Chain structure comparison of two low density polyethylene resins fractionated by temperature rising elution fractionation and thermal fractionation

Two low-density polyethylene resins were fractionated into 11 fractions using the temperature rising elution fractionation technique. The resins were of injection molding grade with similar densities but different melt indexes and mechanical properties. High-temperature gel permeation chromatography (HT-GPC), C-13-nuclear magnetic resonance (C-13-NMR) spectroscopy, differential scanning calorimetry (DSC), and successive self-nucleation/annealing (SSA) thermal fractionation were employed to characterize the original resins and their fractions.

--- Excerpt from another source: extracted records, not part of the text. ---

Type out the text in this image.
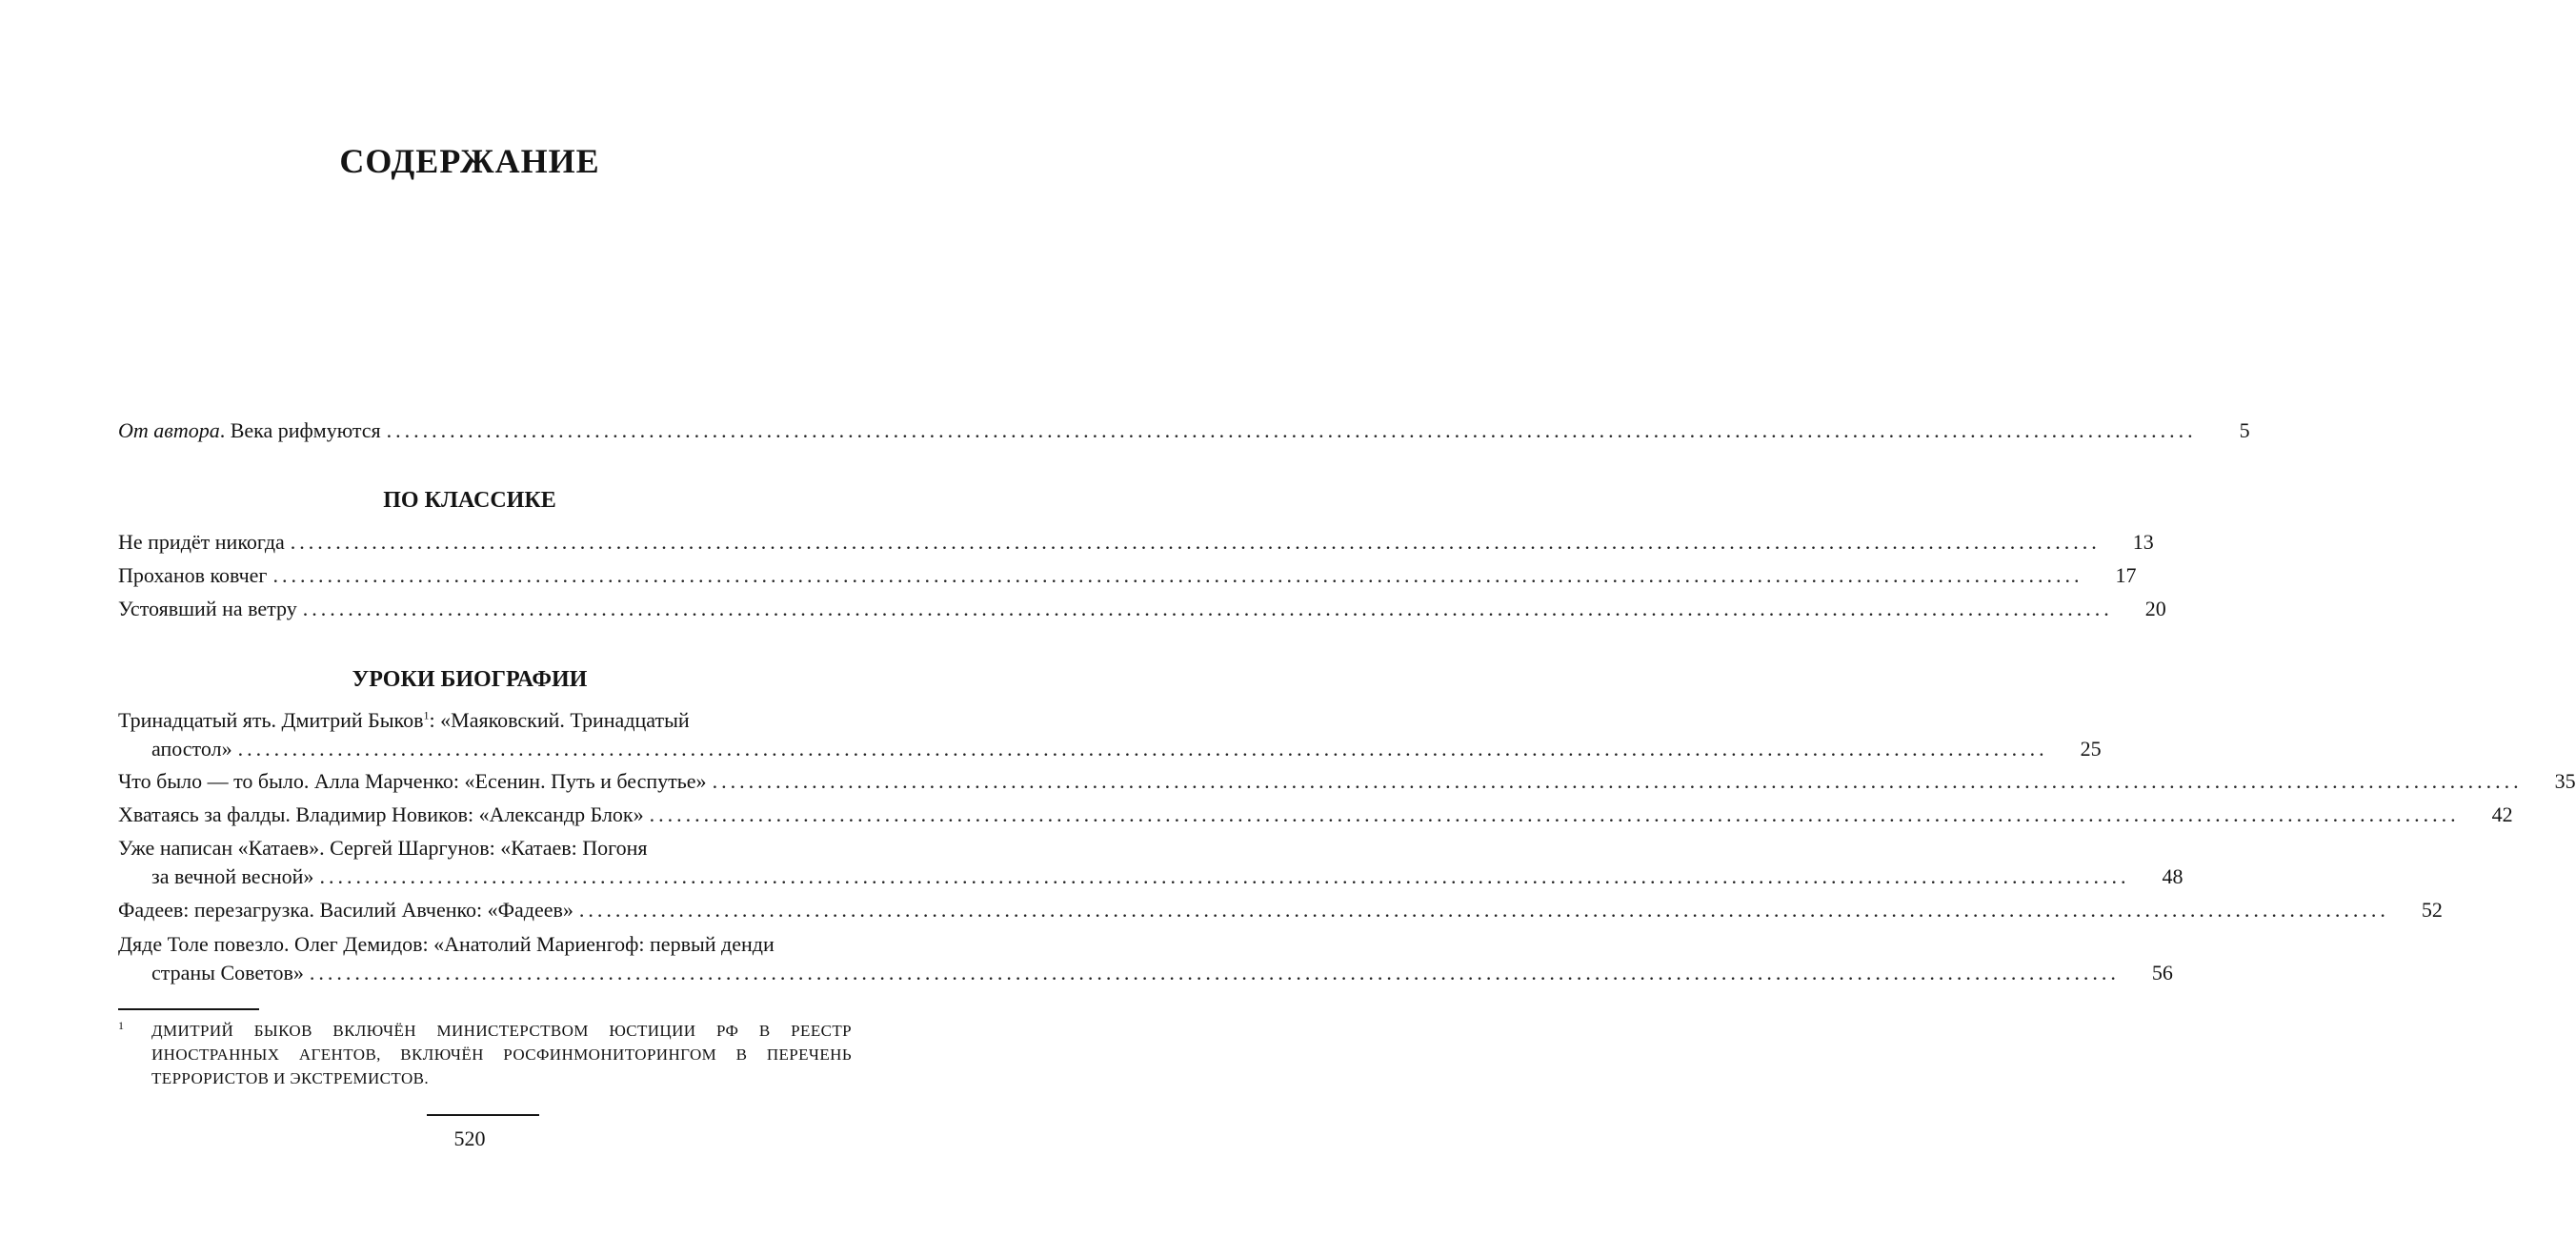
СОДЕРЖАНИЕ
От автора. Века рифмуются ........................................................................................................................................................................................................	5
ПО КЛАССИКЕ
Не придёт никогда ........................................................................................................................................................................................................	13
Проханов ковчег ........................................................................................................................................................................................................	17
Устоявший на ветру ........................................................................................................................................................................................................	20
УРОКИ БИОГРАФИИ
Тринадцатый ять. Дмитрий Быков$^1$: «Маяковский. Тринадцатый
апостол» ........................................................................................................................................................................................................	25
Что было — то было. Алла Марченко: «Есенин. Путь и беспутье» ........................................................................................................................................................................................................	35
Хватаясь за фалды. Владимир Новиков: «Александр Блок» ........................................................................................................................................................................................................	42
Уже написан «Катаев». Сергей Шаргунов: «Катаев: Погоня
за вечной весной» ........................................................................................................................................................................................................	48
Фадеев: перезагрузка. Василий Авченко: «Фадеев» ........................................................................................................................................................................................................	52
Дяде Толе повезло. Олег Демидов: «Анатолий Мариенгоф: первый денди
страны Советов» ........................................................................................................................................................................................................	56
1 ДМИТРИЙ БЫКОВ ВКЛЮЧЁН МИНИСТЕРСТВОМ ЮСТИЦИИ РФ В РЕЕСТР ИНОСТРАННЫХ АГЕНТОВ, ВКЛЮЧЁН РОСФИНМОНИТОРИНГОМ В ПЕРЕЧЕНЬ ТЕРРОРИСТОВ И ЭКСТРЕМИСТОВ.
520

Resin A had a higher molecular weight and broader molecular weight distribution than resin B did. The highest contents were found for the 80 degrees C and 75 degrees C fractions of resins A and B, respectively. In addition, the highest molecular weights for resins A and B at 2.14x10(5) and 1.42x10(5)g/mol, respectively, were attained for the fractions eluted at 80 degrees C. According to the results of C-13-NMR, the total branching contents of resins A and B, including short- and long-chain branching, were 3.63mol% and 4.89mol%, respectively. DSC analysis revealed that the crystallinity of fractions 3-10 of resin A was lower than that of resin B. We noted the presence of approximately eight multiple melting peaks in the original sample and fractions from the results of SSA. These peaks indicated the inhomogeneity of the molecular chain. L-w and L-n of resin A were longer than those of resin B. Lastly, the relationship between chain structure and property was also discussed.